Pour faire valoir ces grandes orientations alternatives, non limitatives, nous en appelons à toutes et tous qui croient en l’Europe et qui veulent en faire un espace porteur d’une nouvelle civilisation humaine en son sein comme dans le monde qui en a tant besoin. L’Europe, en aucun cas, ne peut être un simple « copier-coller » des USA.
Nous en appelons aujourd’hui, et solennellement, à la mise en commun de toutes les idées et énergies pour qu’enfin l’Europe soit bien celle des peuples et cet espace aéré, respirable et libre agissant pour un monde nouveau. Ensemble, avec toutes celles et tous ceux qui soutiennent cette démarche démocratique, nous prendrons des initiatives appropriées en France et en Europe.

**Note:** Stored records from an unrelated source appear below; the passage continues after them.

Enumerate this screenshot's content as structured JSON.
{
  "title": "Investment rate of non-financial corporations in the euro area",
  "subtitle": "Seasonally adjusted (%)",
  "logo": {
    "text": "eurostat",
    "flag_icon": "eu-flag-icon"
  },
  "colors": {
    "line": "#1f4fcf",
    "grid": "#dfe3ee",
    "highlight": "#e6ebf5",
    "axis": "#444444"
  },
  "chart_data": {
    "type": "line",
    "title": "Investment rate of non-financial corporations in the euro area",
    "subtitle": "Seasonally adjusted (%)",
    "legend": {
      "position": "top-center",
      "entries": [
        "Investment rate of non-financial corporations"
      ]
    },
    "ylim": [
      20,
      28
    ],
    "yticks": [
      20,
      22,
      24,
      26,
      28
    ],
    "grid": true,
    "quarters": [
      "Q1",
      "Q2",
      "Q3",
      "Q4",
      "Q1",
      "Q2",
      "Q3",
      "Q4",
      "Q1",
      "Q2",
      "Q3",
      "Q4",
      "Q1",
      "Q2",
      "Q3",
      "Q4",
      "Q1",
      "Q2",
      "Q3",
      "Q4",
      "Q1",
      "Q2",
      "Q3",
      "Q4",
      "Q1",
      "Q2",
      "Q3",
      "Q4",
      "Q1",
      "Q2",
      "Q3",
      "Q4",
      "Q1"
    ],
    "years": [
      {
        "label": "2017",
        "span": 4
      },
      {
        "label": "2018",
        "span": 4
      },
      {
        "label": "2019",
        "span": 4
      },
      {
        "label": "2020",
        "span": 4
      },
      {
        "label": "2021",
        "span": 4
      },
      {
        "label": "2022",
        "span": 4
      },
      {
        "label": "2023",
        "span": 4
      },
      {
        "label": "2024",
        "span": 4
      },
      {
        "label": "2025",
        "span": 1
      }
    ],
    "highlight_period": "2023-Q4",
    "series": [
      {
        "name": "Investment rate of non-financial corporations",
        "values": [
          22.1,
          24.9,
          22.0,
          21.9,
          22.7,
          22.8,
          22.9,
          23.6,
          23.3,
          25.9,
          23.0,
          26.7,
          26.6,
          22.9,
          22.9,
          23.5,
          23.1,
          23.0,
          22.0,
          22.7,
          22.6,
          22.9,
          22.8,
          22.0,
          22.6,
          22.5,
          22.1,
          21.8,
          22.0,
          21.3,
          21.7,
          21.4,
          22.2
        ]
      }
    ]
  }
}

Les 27 premiers signataires :
François Asensi, député-maire ; René Balme, maire de Grigny ; Robert Bret, sénateur ; Jean-Paul Boré, vice-président de conseil régional, membre du Comité des régions d’Europe ; Daniel Brunel, vice-président de conseil régional ; Eric Coquerel, président de Mars-Gauche Républicaine ; Jean Combasteil, ancien député-maire ; Claude Debons, syndicaliste ; François Delapierre, délégué général de PRS ; Jean Desessard, sénateur ; Marc Dolez, député ; Bernard Frédérick, journaliste ; Jean-Claude Gayssot, ancien ministre, conseiller régional ; Daniel Geneste, syndicaliste ; Jacqueline Fraysse, députée ; Dominique Grador, conseillère régionale ; André Laignel, député européen ; Jean-Claude Lefort, député honoraire ; Isabelle Lorand, chirurgienne ; Marie-Noëlle Lienemann, députée européenne, conseillère régionale ; Pierre Mansat, adjoint au maire de Paris ; Roger Martelli, directeur de Regards ; Jean-Luc Mélenchon, sénateur, président de PRS ; Jean-Claude Sandrier, député ; Catherine Tricot, architecte ; Marie-Pierre Vieu, conseillère régionale ; Paul Quilès, ancien ministre.